Bridging the Extracorporeal Divide: The 36th ADQI Roadmap for AKI and ECMO Care
link.springer.comThe 36th Acute Disease Quality Initiative (ADQI) consensus meeting brought together critical care nephrology and ECMO experts to tackle the management of acute kidney injury (AKI), fluid balance (FB), and continuous renal replacement therapy (CRRT) in patients receiving ECMO.
Using a modified Delphi approach with high consensus, the panel established a foundational framework for clinical care. However, the proceedings starkly highlight a severe global shortage of multicenter clinical trials and high-quality evidence across all age groups, serving as a loud rallying cry for urgent interdisciplinary research.
A Framework Built on Expert Consensus: Due to a severe lack of robust clinical trial data across the lifespan (both pediatric and adult), many of the statements rely on the clinical expertise of a multidisciplinary panel rather than heavy empirical evidence.
A Foundation for Standardization: Despite the data gaps, these statements establish a crucial baseline to help ECMO centers standardize their care protocols and launch targeted quality improvement initiatives.
Acknowledged Limitations:
– Geographic Bias: Representation was heavily concentrated in the United States, with zero participants from Africa or Central America due to practical travel and financial constraints.

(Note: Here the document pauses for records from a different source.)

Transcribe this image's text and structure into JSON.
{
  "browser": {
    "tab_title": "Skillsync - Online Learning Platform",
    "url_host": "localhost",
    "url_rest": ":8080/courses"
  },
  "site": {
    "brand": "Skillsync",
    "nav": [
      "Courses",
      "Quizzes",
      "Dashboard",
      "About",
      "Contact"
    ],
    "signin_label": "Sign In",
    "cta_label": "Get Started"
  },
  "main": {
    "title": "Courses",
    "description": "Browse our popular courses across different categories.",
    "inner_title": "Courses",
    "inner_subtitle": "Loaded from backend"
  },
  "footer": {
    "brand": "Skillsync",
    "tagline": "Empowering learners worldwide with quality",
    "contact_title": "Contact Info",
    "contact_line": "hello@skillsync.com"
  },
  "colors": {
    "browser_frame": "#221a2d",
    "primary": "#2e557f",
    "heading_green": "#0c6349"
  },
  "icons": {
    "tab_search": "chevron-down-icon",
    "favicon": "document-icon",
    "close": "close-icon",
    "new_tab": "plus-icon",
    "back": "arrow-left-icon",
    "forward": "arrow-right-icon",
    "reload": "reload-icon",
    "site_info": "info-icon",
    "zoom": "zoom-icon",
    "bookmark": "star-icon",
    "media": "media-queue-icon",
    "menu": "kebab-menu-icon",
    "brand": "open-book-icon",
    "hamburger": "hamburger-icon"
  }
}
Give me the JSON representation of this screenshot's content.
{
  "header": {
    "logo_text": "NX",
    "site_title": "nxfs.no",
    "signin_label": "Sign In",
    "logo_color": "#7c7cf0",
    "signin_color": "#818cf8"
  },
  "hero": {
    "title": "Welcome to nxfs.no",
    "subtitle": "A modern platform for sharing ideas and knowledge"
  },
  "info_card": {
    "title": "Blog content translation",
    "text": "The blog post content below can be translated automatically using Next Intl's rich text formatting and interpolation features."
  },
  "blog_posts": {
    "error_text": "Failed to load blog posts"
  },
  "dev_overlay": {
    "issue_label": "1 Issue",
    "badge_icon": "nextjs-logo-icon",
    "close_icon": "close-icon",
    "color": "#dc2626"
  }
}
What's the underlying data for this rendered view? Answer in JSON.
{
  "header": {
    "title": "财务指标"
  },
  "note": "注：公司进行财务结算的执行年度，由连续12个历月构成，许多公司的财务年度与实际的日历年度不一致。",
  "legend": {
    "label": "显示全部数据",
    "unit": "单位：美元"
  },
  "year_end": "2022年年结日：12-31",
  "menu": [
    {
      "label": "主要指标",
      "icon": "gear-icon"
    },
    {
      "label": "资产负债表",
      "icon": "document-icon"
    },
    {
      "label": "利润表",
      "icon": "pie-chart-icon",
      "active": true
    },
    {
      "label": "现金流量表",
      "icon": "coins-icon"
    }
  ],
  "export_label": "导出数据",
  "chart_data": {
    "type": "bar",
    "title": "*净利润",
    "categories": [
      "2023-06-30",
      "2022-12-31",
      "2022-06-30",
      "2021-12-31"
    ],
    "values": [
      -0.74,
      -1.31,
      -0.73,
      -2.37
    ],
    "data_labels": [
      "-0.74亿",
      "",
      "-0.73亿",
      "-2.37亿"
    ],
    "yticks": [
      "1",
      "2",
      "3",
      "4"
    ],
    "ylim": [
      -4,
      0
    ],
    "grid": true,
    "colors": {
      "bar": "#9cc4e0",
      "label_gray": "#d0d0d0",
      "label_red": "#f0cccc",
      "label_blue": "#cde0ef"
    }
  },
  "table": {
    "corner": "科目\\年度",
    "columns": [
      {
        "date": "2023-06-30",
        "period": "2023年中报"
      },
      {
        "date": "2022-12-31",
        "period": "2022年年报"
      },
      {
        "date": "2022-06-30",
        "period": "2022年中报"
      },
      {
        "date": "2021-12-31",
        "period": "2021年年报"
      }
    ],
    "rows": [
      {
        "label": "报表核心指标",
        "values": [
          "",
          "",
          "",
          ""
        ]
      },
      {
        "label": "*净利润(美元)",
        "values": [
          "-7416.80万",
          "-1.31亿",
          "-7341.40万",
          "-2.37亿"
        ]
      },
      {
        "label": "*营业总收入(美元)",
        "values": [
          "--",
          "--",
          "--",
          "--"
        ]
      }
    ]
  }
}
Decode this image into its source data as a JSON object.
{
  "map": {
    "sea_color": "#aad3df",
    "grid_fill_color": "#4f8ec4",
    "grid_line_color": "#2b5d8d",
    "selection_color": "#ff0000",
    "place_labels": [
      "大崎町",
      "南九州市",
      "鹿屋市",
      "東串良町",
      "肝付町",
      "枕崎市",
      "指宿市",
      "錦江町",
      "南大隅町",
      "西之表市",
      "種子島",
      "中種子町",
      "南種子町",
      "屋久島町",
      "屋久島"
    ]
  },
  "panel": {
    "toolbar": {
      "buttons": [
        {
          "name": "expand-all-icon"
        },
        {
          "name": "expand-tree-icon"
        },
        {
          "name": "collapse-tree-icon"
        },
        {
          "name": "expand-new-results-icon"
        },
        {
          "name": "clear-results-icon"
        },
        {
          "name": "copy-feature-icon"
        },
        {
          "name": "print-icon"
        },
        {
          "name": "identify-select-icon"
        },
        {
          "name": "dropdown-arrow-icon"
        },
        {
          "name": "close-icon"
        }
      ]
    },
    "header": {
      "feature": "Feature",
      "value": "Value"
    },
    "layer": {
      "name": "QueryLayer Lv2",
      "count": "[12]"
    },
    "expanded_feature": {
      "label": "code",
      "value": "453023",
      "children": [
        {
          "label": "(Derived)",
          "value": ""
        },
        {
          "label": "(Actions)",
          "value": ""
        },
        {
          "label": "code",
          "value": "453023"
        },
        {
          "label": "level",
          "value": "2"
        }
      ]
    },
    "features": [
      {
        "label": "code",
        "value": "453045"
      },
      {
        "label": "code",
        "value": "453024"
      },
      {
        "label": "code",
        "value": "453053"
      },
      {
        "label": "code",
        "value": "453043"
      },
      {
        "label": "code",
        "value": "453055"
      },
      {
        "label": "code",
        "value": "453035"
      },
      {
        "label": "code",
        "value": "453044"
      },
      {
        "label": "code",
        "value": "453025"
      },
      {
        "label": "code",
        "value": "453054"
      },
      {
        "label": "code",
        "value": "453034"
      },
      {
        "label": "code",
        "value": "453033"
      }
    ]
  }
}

– Lack of Patient Voice: No patient representatives or advocacy groups were present, an omission the authors explicitly note must be corrected in future research and clinical trial designs.
The Path Forward: The 36th ADQI serves primarily as a launchpad. Its transparent mapping of existing knowledge gaps and research priorities is designed to ignite international, collaborative research to improve outcomes for the most critically ill patients.